The Mazin lab is part of a multi-university team of astronomers that the Heising-Simons Foundation is investing in to advance direct imaging technologies. The goal is to develop instrumentation sensitive enough to detect and characterize temperate, Earth-sized planets around nearby, low mass stars from ground-based observatories.

This team has expertise in disciplines ranging from ultra-sensitive light detectors and adaptive optics (which remove most of the distortion created by Earth's atmosphere) to the design of starlight suppression systems and advanced imaging algorithms.

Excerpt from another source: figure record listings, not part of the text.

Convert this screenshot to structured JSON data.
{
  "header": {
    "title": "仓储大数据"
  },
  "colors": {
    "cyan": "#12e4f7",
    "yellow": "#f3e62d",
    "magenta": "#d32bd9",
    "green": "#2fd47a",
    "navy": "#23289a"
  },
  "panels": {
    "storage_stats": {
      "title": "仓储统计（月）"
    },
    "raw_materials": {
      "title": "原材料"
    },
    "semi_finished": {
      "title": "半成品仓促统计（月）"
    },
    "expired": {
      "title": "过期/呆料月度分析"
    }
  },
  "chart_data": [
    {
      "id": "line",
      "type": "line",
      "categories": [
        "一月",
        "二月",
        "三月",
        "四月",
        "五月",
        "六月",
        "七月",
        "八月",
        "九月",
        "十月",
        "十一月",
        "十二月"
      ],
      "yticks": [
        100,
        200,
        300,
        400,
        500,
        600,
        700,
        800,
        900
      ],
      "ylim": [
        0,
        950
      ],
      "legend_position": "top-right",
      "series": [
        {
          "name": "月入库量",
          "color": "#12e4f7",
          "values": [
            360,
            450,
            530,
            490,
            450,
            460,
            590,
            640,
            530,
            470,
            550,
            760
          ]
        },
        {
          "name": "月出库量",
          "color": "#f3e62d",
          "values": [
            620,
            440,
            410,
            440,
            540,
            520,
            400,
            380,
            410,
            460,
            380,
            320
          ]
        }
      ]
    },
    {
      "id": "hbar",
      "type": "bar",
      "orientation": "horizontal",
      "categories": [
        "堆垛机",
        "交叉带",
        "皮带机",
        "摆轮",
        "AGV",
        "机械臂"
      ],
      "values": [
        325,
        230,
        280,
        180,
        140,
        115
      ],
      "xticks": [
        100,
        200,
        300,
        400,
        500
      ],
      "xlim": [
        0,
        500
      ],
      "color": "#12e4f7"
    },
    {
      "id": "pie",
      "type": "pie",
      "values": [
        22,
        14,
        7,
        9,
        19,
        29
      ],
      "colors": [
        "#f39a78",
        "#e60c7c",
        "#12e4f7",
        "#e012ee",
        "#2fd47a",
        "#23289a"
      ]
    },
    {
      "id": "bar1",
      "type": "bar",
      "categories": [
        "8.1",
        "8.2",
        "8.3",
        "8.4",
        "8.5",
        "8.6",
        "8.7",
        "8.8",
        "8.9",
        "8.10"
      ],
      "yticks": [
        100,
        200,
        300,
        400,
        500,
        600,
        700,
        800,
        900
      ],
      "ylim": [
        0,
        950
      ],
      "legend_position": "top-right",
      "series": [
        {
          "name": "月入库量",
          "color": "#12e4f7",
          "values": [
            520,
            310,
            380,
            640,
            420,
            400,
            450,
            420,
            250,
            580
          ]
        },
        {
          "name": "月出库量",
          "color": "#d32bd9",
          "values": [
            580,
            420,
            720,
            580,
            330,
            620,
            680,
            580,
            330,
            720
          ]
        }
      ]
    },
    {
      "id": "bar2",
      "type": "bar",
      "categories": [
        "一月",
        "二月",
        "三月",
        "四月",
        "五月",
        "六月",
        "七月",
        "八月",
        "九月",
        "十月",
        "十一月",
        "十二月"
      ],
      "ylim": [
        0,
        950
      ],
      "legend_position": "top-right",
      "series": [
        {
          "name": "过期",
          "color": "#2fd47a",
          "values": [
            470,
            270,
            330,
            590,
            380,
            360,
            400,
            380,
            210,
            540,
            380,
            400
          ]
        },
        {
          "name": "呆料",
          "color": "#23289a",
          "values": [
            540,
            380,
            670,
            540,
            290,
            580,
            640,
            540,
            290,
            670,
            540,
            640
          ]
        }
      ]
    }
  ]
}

UC Santa Barbara has developed a powerful new kind of superconducting photon sensor, called an MKID, and has integrated these detectors with the 8-meter Subaru Telescope in Hawaii. The university will use Heising-Simons funding to develop the data processing algorithms needed to turn MKID data into scientific discoveries. The team also will work to use the fast stream of MKID data to improve the adaptive optics at high speed.

"I feel there is no more compelling problem to work on," Mazin said. "Learning about nearby planets tells us a lot about ourselves and our place in the universe."

The Heising-Simons Foundation is a family foundation based in Los Altos and San Francisco, California. The foundation works with its many partners to advance sustainable solutions in climate and clean energy, enable groundbreaking research in science, enhance the education of our youngest learners and support human rights for all people.